In 1952, a pivotal year in his artistic career, Louis and his wife moved from the suburbs to Washington, D.C., and Louis began to teach at the Washington Workshop Center of the Arts, where he met and became friends with Kenneth Noland. In April of 1953, the two artists traveled to New York City, where Noland introduced Louis to the influential critic Clement Greenberg, who henceforth would play a crucial role as supporter and guiding source of Louis' career. The same year, Noland and Louis visited Helen Frankenthaler’s New York studio, where they saw and were greatly impressed by her stain paintings. Frankenthaler's painting inspired Noland and Louis to monumental changes in their art. Upon their return to Washington, Louis and Noland together experimented with various techniques of paint application. Also, in 1953, Louis held his first solo show at the Workshop Art Center in Washington, D.C.
Between 1954 and 1957, after his first Veil series, Louis returned to more gestural paintings, where color and line appear to attack the canvas in a manner, opposed to the serene use of color, associated with the Veils. Unhappy with his results, Louis destroyed nearly three hundred of paintings from these years (leaving less than ten) and in 1957, he returned to the technique, established with the Veils of 1954. He completed five distinct series of Veils during 1958 and the first part of 1959. In each series, Louis took his earlier interest in the staining of the canvas and developed it more consistently with his concern for line. Contrary to his Veils of 1954, most of these canvases are unprimed, causing the color to thoroughly saturate the canvas and create an illusion of inner space. Louis drew attention back to the reality of the canvas as an object by referring to the surface of the color field with a distinct linear pattern.

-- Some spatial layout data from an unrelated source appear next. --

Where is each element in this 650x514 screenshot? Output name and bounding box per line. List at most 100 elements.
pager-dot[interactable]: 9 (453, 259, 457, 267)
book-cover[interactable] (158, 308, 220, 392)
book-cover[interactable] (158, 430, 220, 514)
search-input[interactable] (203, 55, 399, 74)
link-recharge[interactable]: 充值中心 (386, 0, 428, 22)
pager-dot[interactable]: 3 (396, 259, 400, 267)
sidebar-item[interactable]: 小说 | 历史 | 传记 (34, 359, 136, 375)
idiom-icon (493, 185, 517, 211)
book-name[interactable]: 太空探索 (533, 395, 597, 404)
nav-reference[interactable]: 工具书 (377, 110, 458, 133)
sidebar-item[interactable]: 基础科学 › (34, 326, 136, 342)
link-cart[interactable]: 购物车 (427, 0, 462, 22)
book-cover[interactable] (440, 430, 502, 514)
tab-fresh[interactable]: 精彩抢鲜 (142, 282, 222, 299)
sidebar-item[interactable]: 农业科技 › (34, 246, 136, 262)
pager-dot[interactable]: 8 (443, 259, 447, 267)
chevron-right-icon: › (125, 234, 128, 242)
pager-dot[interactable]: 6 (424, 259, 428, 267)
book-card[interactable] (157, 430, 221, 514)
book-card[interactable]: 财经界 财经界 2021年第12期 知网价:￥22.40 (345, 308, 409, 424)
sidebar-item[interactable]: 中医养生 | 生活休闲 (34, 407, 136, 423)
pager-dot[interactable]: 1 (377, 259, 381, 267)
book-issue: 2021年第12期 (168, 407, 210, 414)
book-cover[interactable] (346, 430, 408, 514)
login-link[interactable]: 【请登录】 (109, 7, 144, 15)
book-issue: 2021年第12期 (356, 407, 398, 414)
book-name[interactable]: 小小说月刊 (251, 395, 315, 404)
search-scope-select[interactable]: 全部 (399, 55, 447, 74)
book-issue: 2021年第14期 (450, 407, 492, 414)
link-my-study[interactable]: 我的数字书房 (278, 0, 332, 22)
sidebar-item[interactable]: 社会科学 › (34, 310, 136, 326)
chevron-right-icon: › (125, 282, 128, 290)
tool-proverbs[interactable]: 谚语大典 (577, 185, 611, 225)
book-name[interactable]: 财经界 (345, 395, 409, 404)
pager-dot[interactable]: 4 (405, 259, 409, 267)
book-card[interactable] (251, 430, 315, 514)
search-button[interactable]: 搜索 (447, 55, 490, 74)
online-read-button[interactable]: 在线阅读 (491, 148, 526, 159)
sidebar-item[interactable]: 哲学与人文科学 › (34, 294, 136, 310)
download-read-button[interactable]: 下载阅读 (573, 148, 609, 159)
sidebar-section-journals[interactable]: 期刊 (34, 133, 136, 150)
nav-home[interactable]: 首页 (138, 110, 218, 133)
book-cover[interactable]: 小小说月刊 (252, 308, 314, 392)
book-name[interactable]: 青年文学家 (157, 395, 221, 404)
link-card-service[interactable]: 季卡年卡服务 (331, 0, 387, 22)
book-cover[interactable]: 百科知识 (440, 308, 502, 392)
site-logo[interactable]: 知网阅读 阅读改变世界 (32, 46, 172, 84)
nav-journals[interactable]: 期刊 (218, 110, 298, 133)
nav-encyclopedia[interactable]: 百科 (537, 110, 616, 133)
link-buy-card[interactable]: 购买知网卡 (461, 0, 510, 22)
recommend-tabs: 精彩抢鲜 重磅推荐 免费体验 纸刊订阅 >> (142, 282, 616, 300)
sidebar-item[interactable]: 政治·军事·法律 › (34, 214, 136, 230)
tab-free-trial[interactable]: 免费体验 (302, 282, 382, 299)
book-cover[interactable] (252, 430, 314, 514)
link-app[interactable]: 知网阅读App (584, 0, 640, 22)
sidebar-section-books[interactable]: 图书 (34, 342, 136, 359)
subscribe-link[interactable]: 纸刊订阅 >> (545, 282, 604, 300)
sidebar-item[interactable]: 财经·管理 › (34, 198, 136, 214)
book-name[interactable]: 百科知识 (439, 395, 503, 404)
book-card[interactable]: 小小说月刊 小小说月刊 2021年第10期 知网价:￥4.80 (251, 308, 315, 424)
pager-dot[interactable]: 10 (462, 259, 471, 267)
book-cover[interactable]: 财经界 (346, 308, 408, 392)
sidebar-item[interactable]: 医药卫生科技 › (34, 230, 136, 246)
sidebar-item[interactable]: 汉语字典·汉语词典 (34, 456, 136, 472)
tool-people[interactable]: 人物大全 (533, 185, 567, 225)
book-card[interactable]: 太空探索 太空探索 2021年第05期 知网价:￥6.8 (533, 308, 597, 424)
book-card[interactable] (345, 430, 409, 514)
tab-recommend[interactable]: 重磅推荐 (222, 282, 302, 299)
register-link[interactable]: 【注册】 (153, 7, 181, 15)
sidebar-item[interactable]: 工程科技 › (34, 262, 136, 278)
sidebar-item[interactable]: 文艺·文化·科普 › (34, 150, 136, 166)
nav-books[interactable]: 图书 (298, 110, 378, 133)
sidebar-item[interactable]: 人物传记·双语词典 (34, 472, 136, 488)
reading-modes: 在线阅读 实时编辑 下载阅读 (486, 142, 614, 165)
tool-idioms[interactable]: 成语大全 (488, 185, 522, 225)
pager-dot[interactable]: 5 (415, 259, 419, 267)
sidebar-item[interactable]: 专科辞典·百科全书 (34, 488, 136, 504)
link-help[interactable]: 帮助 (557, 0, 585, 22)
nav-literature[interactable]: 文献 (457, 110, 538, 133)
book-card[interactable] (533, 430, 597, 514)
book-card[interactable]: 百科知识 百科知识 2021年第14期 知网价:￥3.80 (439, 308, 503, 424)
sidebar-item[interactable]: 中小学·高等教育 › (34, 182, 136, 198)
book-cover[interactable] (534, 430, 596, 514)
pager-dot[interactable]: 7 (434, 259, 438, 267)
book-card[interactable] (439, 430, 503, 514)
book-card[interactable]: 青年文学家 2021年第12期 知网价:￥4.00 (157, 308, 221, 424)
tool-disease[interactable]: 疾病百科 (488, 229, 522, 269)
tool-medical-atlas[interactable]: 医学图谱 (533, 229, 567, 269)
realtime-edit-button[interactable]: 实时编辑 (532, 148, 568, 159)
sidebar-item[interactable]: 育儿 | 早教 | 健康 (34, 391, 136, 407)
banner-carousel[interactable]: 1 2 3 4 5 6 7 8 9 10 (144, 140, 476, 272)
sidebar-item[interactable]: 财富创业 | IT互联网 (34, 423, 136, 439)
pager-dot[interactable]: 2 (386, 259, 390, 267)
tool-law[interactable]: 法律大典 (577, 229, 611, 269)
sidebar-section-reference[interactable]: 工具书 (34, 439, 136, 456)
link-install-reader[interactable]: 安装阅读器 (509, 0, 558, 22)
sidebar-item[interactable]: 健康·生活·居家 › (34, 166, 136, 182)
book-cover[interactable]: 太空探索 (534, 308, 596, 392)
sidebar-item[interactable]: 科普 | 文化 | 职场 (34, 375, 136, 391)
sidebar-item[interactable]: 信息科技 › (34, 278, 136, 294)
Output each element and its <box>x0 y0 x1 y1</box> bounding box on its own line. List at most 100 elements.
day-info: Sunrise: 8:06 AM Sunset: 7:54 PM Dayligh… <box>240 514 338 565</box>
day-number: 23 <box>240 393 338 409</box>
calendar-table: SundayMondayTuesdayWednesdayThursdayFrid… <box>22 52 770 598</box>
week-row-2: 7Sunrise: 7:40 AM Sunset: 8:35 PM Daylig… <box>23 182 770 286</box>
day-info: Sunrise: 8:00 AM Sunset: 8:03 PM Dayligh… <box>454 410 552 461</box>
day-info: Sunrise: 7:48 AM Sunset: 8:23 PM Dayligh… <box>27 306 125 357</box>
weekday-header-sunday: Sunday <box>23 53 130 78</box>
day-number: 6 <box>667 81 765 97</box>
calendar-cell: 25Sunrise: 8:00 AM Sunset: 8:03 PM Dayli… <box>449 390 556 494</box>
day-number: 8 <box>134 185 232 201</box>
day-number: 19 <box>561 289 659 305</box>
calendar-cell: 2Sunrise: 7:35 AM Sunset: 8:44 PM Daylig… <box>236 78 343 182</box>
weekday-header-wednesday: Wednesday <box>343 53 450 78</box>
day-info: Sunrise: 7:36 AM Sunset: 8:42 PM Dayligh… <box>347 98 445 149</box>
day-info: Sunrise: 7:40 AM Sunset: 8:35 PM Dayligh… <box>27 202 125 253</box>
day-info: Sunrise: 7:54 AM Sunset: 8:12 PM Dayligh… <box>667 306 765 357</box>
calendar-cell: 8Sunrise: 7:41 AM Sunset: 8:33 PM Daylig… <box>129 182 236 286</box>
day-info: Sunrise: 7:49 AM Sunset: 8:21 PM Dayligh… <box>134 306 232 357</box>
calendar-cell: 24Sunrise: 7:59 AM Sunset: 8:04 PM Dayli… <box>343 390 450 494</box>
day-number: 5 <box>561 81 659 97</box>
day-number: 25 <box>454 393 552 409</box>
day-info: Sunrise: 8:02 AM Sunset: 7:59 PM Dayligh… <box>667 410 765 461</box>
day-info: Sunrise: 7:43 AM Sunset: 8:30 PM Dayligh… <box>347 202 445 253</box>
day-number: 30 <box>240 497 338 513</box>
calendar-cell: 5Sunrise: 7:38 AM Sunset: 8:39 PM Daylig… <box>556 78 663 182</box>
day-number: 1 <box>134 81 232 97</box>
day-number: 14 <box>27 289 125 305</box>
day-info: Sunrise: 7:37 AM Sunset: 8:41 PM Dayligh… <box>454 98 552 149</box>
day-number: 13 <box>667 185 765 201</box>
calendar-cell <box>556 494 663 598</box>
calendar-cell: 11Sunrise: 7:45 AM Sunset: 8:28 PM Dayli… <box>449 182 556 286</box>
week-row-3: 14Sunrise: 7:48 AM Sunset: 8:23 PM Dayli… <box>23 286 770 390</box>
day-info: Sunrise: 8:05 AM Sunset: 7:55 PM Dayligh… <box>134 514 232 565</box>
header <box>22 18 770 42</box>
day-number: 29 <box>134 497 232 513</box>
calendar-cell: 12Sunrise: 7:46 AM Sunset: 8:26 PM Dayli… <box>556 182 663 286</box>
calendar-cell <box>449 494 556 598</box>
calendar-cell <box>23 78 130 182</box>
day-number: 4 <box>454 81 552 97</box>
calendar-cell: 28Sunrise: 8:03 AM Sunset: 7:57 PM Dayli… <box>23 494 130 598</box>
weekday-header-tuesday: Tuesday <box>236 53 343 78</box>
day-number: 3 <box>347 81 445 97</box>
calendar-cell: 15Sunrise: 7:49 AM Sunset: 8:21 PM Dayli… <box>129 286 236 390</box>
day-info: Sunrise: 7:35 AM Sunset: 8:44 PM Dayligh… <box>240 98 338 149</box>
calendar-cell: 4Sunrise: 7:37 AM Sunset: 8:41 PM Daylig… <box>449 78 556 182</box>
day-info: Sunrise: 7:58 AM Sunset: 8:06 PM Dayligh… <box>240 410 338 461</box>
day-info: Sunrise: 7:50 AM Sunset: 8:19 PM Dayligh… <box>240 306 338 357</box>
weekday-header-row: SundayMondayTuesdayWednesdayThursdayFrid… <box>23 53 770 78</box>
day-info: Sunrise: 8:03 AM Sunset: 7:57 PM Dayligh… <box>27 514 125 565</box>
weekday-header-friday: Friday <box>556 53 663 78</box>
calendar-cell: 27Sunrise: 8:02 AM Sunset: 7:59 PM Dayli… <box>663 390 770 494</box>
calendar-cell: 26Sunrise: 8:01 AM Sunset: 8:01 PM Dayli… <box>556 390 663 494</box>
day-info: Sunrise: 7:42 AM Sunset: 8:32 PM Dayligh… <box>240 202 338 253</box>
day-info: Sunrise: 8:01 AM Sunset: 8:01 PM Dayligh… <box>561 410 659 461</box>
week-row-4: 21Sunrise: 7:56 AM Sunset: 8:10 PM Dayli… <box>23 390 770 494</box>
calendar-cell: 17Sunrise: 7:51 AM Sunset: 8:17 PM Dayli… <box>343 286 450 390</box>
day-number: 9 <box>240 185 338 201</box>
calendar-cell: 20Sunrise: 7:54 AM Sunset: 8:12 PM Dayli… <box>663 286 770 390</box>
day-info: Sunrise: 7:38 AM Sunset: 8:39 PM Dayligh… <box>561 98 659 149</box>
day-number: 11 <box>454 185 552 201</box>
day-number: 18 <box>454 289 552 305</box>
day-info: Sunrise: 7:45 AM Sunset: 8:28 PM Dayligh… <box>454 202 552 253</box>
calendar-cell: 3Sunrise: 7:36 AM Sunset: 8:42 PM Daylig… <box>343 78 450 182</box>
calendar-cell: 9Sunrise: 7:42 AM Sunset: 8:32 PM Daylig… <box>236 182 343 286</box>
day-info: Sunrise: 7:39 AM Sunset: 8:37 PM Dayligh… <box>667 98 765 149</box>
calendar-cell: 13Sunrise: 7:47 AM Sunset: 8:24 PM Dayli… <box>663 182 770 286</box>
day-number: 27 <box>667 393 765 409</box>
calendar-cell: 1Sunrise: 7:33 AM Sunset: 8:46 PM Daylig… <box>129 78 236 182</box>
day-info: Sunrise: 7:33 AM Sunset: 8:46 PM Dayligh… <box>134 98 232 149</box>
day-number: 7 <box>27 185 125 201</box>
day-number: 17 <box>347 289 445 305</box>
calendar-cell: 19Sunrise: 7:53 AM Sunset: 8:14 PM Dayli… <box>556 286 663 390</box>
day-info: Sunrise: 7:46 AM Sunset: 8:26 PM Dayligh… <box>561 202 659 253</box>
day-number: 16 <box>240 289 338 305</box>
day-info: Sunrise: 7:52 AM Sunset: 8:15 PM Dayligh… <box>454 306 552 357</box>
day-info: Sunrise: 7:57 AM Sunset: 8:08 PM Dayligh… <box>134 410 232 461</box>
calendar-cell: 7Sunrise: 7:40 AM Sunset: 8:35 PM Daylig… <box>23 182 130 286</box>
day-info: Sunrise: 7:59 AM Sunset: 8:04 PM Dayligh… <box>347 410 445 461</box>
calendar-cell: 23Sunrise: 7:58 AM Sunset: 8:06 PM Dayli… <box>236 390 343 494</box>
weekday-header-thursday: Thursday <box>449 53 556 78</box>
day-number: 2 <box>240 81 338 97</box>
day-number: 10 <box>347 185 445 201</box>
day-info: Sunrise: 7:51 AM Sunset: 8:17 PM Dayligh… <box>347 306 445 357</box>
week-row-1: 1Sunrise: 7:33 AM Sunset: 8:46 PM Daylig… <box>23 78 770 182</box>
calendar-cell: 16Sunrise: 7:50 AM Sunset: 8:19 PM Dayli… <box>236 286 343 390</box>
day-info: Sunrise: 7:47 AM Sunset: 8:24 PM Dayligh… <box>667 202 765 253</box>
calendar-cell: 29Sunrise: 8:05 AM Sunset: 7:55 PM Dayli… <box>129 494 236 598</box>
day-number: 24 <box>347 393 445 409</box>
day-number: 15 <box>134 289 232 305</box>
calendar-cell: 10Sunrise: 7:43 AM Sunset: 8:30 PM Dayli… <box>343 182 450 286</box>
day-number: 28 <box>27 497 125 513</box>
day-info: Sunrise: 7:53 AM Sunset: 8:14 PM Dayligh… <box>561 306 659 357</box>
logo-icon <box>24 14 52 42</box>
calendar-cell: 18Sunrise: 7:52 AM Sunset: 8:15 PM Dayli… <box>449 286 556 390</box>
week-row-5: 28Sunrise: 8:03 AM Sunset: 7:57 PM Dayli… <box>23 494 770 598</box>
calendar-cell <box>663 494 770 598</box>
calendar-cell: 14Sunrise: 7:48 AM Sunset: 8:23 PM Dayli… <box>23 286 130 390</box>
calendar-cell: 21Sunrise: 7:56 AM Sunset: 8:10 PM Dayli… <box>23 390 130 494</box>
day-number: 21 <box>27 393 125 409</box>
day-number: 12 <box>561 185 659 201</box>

In the summer of 1960, Louis began his next great series of paintings, entitled the "Unfurleds". In these works, he continued to show a stronger interest in line by using individual stripes of color, that run down the unprimed horizontal canvas from the upper right corner toward the bottom center, leaving a large inverted triangular expanse of white in the center. The viewer is called upon to see both the pure color on either end and white triangle in the middle. The result is a remarkably coherent composition. In these canvases, Louis took advantage of an improved magna with a smoother consistency, allowing him to use his paints directly from the can. The undiluted paint produced purer hues and took on a new luminance.
The final series, created by Louis before his untimely death, was the "Stripes". Concentrating once again on the purity of color, Louis both poured and used a swab to move the paint down the canvas. Slightly overlapping stripes of colors, sometimes not at all, run vertically down the canvas, creating images of pure color, which in many ways prefigure the more static and controlled "hardedged" colors of Kenneth Noland and Ellsworth Kelly.
In July of 1962, Louis was diagnosed as having lung cancer, and as a result, his left lung was removed. The following months, he continued to plan for an exhibition in New York City, but he was unable to paint again.
Quotations:
"The more I paint the more I'm aware of a difference in my approach and others. Am distrustful of over-simplifications but nonetheless think that there is nothing very new in any period of art: what is true is that it is only something new for the painter and that this thin edge is what matters."